Insurers have always used exclusions in their policies in an attempt to ring fence certain exposures – and there is evidence they are applying new exclusions in areas such as any regulatory, civil or criminal actions as a result of the Hayne Royal Commission. But historically, insurers have rarely enforced these exclusions, largely because they fear being dropped form insurance brokers’ panels and missing out on future work.

The Hayne Royal Commission uncovered significant and widespread evidence of corporate misconduct.  One of the outcomes of the Royal Commission was that ASIC has taken a ‘why not litigate?’ approach to regulation of the financial services law, raising the prospect of action against a number of implicated institutions. 

Even before the release of the Royal Commission report, Craig Claughton, head of financial and professional practice at Marsh, said: “The banking royal commission factor was pushing up already rocketing D&O premiums – doubling the cost on average – and increasing the excess payable by several times”.
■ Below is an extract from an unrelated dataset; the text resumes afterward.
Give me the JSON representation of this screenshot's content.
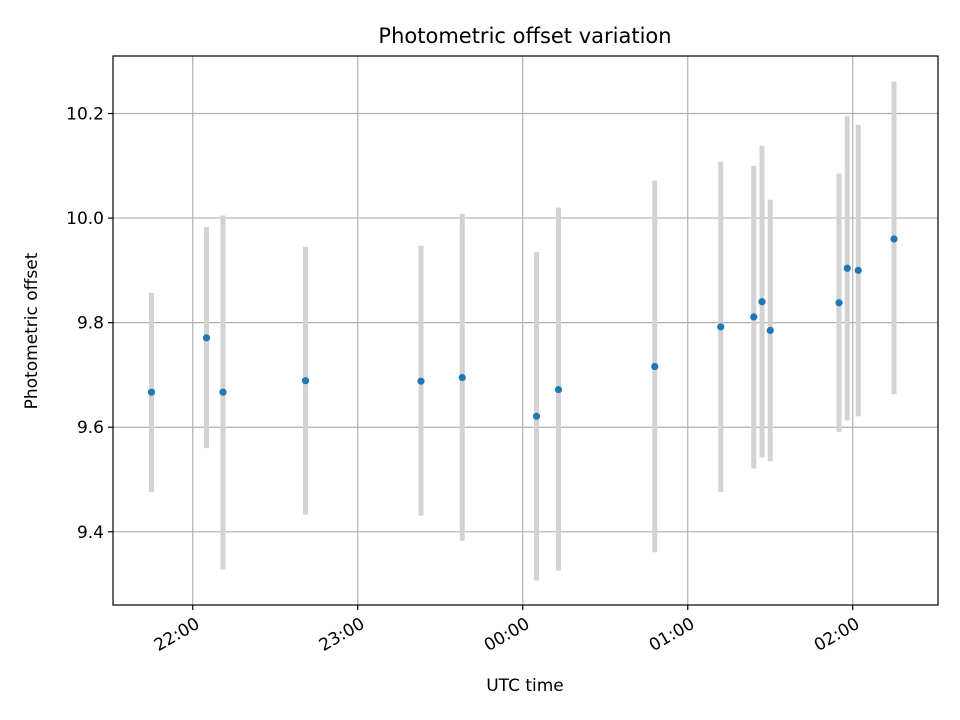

The reality is that the primary reason for the increase in the cost of D&O liability insurance is the extent of corporate wrongdoing. This has led to successful actions being brought on behalf of aggrieved investors. The quantum of settlements in recent shareholder class actions – tens or hundreds of millions of dollars in many cases – points to meritorious actions for serious instances of misconduct not frivolous litigation against unfair targets.

This trend, with its clear implications for insurance premiums, has been coupled with the correction to years of under-pricing noted by the insurance industry itself.

The claim that funded class actions are the main factor impacting the D&O premium increases and stultifying business in Australia is a specious argument. Even the insurance industry itself admits that evidence of poor corporate behaviour, and the resulting risk of regulatory, civil and criminal actions, are contributing to the rise in D&O premiums. 

It is clear that the main problems lie with the corporations and their insurers. It is time to stop looking to the symptom and perhaps turn our collective attention to the cause.